Condisciple de Pierre Quillard, René Ghil, Ephraïm Mikhaël, André
Fontainas. Des vers dans Le Décadent,
où publiait aussi Verlaine. Subjugué par la parole magique de Mallarmé.
A vingt
ans, il retourne en Amérique pour cinq ans. C’est un jeune homme robuste et
solide. Dans ses Souvenirs du symbolisme,
André Fontainas le décrit comme « un des hommes les plus beaux que j’ai
rencontrés ». Il a horreur de l’injustice et déjà la haine du bourgeois. A
New York, il s’engage aux côtés des socialistes et appelle de ses vœux la
Révolution qui grondera sur le vieux monde. C’est un rebelle, un révolté. Il
faut « à tout prix renverser un ordre de choses, qui, en étouffant toute
joie, rendra bientôt impossible tout art ». Ces idées, il ne les reniera
jamais.
Mais à
New York, il se sentait en exil dans son propre pays. Son cœur était en France.
Paris lui manquait infiniment, la vie nocturne, les cénacles littéraires, les
amis, les confrères en symbolisme. En 1892, il quitta les Etats-Unis pour ne
plus jamais y revenir. Il s’installa au 66, rue de Seine, puis au 53, quai
Bourbon, 5e étage. La Seine coule à ses pieds. Il est heureux. Son
appartement est ouvert presque chaque soir aux innombrables amis. « Toute
la littérature de l’époque y passa », se souvient Paul Fort. Stuart
Merrill y était « beau comme un demi-dieu, note Adolphe Retté, toujours
débarqué la veille d’un paquebot
transatlantique ou prêt à prendre le train pour de vagues Allemagnes ».

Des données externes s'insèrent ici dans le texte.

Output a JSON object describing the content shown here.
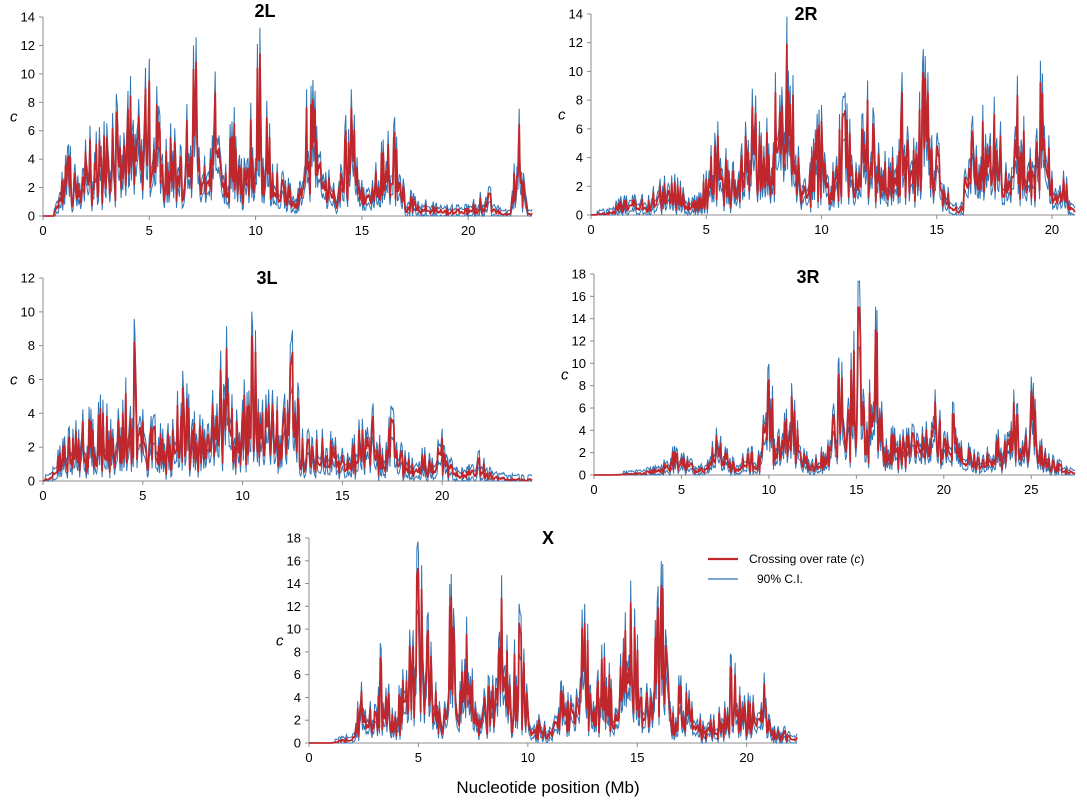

« De sa voix un peu lourde, nuancée d’un très léger accent plus
britannique qu’américain, Merrill contait volontiers des histoires des
histoires de mer et d’outre-mer », précise de son côté André Salmon.
Les cafés
littéraires du Quartier Latin étaient son terrain de chasse favori : la Côte d’or, en face de l’Odéon, à
l’angle de la rue Racine ; le Soleil
d’or de la place Saint-Michel, où l’on allait prendre l’apéritif avec
Verlaine ; l’Académie, rue
Saint-Jacques, où Verlaine siégeait aussi. Il faisait partie de groupes à noms
bizarres, retrouvait Paul Fort, Moréas et Salmon à la Coquerie, rue de la Gaieté, aux Deux-Magots, boulevard Saint-Germain. Devant un whisky ans soda, il
parlait de poésie pendant des heures. Tout le monde le connaissait. Son premier
recueil, Les Gammes, date de 1881.
Stuart
Merrill est un décadent (puis un symboliste) de la première heure et il n’a
jamais dévié d’un pouce de son modèle poétique. Avec les symbolistes, il
partageait un idéal très élevé de la poésie : il fallait absolument
s’éloigner du langage ordinaire, tendre vers la musique. Aux préraphaélites
anglais, il emprunta la religion de la beauté. La poésie lui est, en effet,
toujours apparue comme un acte sacré, « un mystère dont le lecteur doit
chercher la clef ». Il est épris de symboles, de légendes et de
perfections formelles, mais ses préoccupations sociales sont totalement
absentes de ses poèmes. Pour lui, la poésie devait être un rêve au-dessus de la
réalité. Il était évidemment plus proche de Verlaine que de Mallarmé, de Nerval
que de Rimbaud. Au fil des ans, son œuvre évolue vers la simplicité et le
naturel.
Dans son Credo, il a bien résumé sa vision :
« Le poète doit être celui qui rappelle aux hommes l’idée éternelle de la
beauté dissimulée sous les formes transitoires de la vie, il ne doit donc
choisir, pour symboliser son idéal de beauté, que celles qui correspondant. Des
formes de la vie imparfaite, il doit recréer la vie parfaite. » C’est
ainsi que les symbolistes condamnaient les réalistes et les naturalistes,
auxquels ils reprochaient de rester esclaves de la réalité. Ils rejetaient tout
autant les Romantiques et les Parnassiens qui se contentaient, à leurs yeux,
d’une beauté toute extérieure. Pour Merrill, seule la poésie symboliste pouvait
prévaloir, « puisqu’elle n’emprunte à la vie que ce qu’elle offre
d’éternel : le beau qui est signe du bien et du vrai. »
En
revanche, Merrill ne s’est jamais intéressé au vers libre. Il était surtout
préoccupé par la musicalité de ses vers. Autant que celle de Mallarmé et de
Verlaine, la poésie de Swinburne l’avait durablement influencé. Swinburne,
Keats et les préraphaélites anglais. La répétition des sons, le jeu des
allitérations, le goût du refrain, des sonorités étranges : autant de
recettes qui font l’originalité de ses vers et qui restent son apport à la
poésie française de cette fin de siècle. C’est ce qu’il écrivait, en 1886, à
son compatriote Francis Vielé-Griffin, qui était évidemment plus novateur que
lui, mais qui le rejoignait dans sa passion pour le vers anglais :
« Je ne suis pas le seul Américain qui essaie d’introduire dans
l’alexandrin français un peu de la musique enchanteresse du vers anglais.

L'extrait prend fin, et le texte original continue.